最も古い魔法でありながら、その殆どが謎に包まれている分野。原因として、人間が精霊の住む世界に移動できず、言語を介して人と意思疎通ができないからであるとされている。
彼女は精霊と言葉を交わすことができるように努めると同時に、人間が精霊の住む世界に移動できる可能性を模索していた。
フィアナ自身も召喚士としての才を持ち合わせ、上級種とされる氷狼と呼ばれる精霊を使役している。
使い魔としてタウニーフクロウも使役していて、時々フクロウカフェで彼を見かけた。
小柄で怖がりな性格。フィアナには従順。とても賢く、演習の時はいつもサポート役として優秀な活躍をみせている。
精霊や使い魔を使役するに際して才能が求められることはよく知られた。
しかし彼らは口を揃えて、『彼らは誇り高く実に誠実』だと言う。
お互いがお互いを尊重し合える仲でなければ関係は続かず、契約を一方的に打ち切られるばかりか、命まで奪われることもあるそうだ。
だから才能以上に相手を認められる心の深さが必要なのだと話していた。
その点において、フィアナは実に敬虔で謙虚。強かであり輝かしい魂の持ち主であると言えよう。
ニャニャ・ニェレイは大好きな祖父を魔獣に殺されたという過去を持つ。
だから強くなって、自分のように悲しむ人を1人でも少なくしたいと心から願ってる。
噂では力を求めるあまり、同期のアナスタシアと禁術の研究をしたのではないかという話しが出回った。
当時は薄々、そういう雰囲気を匂わせる様子もあり、要警戒をしたが、マルコと関わるようになってからというもの、憑き物がとれたように良い笑顔をするようになる。
改心したのか、不安が取り除かれたのか、はたまた恋をしたのかは分からない。
なんにしても、マルコを含めた6人は今年に入って常に優秀な成績を残した。
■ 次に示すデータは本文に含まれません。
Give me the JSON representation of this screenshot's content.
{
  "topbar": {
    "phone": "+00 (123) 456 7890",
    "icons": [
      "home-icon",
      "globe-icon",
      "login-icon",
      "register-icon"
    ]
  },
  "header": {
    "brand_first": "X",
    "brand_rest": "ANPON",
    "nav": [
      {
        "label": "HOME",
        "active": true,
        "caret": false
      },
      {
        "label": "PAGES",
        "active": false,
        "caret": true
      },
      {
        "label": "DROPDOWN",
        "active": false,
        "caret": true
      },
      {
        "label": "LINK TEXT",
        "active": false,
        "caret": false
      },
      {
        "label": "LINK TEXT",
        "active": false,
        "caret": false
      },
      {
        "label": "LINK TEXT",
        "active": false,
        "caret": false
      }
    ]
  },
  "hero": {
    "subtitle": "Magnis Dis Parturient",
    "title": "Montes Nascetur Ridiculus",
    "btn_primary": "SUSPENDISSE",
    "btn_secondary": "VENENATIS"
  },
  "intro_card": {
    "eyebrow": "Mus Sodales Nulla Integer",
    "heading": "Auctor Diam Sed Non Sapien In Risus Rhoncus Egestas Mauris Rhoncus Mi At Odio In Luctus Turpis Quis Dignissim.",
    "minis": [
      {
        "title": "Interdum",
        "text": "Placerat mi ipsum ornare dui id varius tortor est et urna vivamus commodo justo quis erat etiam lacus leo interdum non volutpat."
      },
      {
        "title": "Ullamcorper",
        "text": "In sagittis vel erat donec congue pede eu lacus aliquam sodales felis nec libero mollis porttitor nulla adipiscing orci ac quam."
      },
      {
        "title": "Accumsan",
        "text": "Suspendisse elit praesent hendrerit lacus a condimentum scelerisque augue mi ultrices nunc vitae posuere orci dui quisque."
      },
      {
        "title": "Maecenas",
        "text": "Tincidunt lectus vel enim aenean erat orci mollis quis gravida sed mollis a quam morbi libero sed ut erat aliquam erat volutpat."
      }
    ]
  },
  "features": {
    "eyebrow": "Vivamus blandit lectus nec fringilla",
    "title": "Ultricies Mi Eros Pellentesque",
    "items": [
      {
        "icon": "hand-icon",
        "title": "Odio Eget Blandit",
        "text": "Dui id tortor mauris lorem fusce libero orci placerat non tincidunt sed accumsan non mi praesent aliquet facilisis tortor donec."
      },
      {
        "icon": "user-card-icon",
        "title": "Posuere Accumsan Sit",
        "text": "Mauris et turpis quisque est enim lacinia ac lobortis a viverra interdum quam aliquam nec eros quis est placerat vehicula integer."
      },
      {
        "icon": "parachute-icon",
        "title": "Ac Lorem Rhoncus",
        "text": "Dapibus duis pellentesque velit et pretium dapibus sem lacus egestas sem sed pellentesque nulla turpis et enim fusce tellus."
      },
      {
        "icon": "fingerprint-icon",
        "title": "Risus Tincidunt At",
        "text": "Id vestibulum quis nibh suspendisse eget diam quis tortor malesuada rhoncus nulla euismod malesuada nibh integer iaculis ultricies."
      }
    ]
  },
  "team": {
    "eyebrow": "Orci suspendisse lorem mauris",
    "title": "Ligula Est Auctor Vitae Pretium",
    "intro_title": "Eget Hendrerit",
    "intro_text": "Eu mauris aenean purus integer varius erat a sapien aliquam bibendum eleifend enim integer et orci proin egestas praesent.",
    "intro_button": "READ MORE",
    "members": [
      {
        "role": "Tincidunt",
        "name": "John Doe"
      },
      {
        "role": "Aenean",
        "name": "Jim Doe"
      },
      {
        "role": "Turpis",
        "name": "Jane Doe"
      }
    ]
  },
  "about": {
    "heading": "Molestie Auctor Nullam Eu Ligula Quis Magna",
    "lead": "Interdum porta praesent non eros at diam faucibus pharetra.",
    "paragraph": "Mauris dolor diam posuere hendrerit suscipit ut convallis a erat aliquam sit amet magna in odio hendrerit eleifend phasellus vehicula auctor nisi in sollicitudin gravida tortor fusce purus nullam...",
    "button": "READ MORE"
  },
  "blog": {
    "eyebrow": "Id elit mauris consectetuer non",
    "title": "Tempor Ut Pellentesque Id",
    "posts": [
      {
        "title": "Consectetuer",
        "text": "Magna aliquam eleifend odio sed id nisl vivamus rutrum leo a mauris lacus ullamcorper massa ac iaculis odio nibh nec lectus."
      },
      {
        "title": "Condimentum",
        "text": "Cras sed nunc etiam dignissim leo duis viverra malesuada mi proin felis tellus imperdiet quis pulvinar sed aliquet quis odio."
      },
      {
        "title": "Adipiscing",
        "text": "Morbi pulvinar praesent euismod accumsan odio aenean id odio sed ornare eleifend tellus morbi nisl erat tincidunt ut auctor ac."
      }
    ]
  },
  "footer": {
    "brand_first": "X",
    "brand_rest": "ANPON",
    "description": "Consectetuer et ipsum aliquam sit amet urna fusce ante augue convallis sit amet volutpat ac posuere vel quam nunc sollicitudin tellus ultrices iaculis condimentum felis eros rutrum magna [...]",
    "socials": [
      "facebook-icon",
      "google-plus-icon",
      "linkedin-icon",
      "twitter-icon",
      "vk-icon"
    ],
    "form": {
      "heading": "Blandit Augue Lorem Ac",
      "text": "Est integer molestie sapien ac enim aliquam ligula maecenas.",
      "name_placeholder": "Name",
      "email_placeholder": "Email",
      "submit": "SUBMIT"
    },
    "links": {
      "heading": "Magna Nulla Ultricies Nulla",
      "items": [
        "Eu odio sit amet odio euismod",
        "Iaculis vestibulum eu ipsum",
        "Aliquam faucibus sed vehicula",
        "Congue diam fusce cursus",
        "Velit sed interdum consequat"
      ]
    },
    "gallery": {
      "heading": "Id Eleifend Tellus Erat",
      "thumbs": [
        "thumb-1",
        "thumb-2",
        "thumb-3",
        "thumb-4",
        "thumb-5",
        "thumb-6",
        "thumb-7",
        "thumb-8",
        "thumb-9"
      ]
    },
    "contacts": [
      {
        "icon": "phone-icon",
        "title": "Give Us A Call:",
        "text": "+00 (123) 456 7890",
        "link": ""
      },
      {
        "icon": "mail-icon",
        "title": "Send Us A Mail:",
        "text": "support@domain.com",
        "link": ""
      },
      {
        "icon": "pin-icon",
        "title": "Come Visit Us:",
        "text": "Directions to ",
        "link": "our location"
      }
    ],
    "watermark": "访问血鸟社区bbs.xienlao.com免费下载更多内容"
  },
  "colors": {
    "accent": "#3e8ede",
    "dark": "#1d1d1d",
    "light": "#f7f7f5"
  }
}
騎士団長としては期待するばかりだ。
国際魔術協会の理念を全肯定するニャニャは研究職希望のフィアナと違い、攻撃職希望の宮廷魔導士寄宿生。これからは演習や実戦で背中を預けることもあると思えばなおさら頼もしい。
ただ個人的には、国際魔術協会の攻撃的な考え方を鵜呑みにするのは危険。ニャニャちはその辺の視野狭窄を少しずつ改善していって欲しいな。
分厚い本の話題の最中、そんなことを思いながら時間が進む。ひとしきり話題のタネが尽きると、今度はお返しにと私の話したい内容を促した。
一方的に自分の話しをしたくなるのが人の性というもの。その辺の機微をわきまえる彼女たちは、どこへやっても恥ずかしくないお嫁さんになれるだろう。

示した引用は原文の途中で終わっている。